Ahead of his headlining concert this Wednesday backed by the Philadelphia Orchestra at The Mann Center, Philly singer-songwriter fave Amos Lee called into WXPN’s Midday Show last week to talk about the concert and the inspiration behind it.
“We played an orchestra show with the Colorado Symphony Orchestra at Red Rocks, which was a mind-blowing, life-affirming experience,” Lee said. “And I was like ‘I want to do that again.’ Because it worked! And as simple as some of my songs are, the guys writing the charts for me [Andrew Lipke and Jaron Olevsky] are so talented, they take such great chances.”
Lee said that performing with an orchestra puts him in the position of “a passenger” surrounded by beautiful arrangements that he loves seeing an audience connect with. “It’s mindblowing! It’s not real. I’m still playing ‘Arms Of A Woman,’ but now I have all these colors and textures we have come to internalize in certain emotional ways.”

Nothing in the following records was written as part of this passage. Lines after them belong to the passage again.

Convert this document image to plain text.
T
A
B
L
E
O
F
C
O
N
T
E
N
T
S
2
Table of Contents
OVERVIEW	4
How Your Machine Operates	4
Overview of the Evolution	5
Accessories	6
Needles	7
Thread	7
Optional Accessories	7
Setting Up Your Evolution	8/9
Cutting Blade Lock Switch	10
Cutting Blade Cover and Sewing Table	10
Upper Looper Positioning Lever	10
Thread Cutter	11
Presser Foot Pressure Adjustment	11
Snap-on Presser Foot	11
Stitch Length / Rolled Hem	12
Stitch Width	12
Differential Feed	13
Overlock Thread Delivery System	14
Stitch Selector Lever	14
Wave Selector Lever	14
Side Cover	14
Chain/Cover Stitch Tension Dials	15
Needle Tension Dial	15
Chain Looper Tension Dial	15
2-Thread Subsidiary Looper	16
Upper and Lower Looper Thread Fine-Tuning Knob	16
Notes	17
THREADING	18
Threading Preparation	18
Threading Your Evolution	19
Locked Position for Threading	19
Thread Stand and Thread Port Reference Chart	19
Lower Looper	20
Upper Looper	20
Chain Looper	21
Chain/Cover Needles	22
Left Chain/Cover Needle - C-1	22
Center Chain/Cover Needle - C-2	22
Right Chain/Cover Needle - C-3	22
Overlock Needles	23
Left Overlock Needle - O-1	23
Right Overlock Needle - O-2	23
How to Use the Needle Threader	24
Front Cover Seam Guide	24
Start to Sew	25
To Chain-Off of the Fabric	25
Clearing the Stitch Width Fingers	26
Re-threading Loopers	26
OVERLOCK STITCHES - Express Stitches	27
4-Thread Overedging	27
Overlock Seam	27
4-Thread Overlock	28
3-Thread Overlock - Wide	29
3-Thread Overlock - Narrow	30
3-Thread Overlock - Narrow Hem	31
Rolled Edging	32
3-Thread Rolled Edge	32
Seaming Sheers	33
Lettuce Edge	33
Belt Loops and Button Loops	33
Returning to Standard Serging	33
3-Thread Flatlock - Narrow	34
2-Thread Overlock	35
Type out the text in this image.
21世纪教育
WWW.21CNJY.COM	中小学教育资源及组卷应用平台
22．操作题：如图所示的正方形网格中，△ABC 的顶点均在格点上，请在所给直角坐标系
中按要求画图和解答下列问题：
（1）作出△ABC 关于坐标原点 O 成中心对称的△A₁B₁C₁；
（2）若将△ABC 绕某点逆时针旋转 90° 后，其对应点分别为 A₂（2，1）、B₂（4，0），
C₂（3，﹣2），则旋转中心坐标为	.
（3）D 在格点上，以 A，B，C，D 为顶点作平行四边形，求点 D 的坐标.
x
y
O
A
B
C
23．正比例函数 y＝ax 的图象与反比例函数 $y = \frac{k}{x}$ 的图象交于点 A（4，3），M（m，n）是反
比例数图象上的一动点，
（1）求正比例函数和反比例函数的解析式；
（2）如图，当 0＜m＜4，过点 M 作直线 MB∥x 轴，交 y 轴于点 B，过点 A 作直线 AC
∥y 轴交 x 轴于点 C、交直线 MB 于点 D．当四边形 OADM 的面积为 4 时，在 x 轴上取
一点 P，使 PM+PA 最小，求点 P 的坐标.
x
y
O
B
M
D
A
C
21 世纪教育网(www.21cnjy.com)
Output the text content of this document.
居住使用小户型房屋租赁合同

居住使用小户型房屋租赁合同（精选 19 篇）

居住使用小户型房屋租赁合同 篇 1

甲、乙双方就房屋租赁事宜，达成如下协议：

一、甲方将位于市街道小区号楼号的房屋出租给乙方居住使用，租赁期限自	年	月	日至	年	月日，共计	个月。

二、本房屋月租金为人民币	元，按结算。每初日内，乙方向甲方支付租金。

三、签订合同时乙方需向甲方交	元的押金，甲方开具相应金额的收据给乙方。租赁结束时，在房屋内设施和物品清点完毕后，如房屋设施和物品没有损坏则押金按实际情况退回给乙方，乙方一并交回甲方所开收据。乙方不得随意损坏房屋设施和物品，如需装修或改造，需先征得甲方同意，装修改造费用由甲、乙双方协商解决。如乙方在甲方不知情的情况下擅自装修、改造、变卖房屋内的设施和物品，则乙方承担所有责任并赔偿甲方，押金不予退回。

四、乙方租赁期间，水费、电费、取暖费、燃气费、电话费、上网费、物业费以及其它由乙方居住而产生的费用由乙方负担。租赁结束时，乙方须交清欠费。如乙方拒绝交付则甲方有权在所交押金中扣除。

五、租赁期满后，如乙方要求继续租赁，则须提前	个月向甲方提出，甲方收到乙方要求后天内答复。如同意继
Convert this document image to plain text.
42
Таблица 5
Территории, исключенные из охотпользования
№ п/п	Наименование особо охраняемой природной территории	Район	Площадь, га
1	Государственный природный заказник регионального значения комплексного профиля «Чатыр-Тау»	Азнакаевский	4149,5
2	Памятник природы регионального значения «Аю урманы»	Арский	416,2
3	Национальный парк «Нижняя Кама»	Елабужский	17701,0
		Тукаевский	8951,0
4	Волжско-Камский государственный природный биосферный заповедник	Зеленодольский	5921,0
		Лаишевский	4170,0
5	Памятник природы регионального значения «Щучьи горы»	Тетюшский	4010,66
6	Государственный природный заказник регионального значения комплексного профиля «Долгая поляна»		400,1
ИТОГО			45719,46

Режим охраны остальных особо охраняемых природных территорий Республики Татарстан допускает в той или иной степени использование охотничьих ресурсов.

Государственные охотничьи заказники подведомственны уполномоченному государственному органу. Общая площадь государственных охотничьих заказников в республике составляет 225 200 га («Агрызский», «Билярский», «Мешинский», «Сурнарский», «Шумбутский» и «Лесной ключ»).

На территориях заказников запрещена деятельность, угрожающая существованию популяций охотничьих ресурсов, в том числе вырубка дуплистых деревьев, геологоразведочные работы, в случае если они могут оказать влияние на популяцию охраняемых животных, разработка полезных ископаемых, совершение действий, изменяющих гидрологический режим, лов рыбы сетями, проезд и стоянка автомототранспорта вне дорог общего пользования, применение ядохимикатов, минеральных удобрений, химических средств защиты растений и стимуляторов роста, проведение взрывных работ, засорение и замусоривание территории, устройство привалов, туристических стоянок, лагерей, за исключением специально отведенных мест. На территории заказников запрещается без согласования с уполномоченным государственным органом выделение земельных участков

The concert happens this Thursday, July 20th, at The Mann Center and tickets are still available. With the Musicians on Call 5k Run a bit further on down the horizon, Lee reflected on his long-running support of that program as well. He shared a story about his first time playing for patients at the VA Hospital when a performance of Sister Rosetta Tharpe’s “Up Above My Head” got a paralyzed patient nodding his head and singing along.
“For me, that was like ‘right, this is the point of all music. To connect with each other.,” Lee recalls. “If you really disassemble the societal structures we have, monetization and all that, our connection with music and each other is much deeper than anything else. It peels those layers away and you’re with people in vulnerable situations, you’re in a vulnerable situation, nobody’s there to clap at you, nobody’s there to praise you. They’re just there to listen, and to feel. It brings you to the essence of it all, and that’s what I love about it, because that’s where I want to live. I want to live in these moments where we are connected as humans.”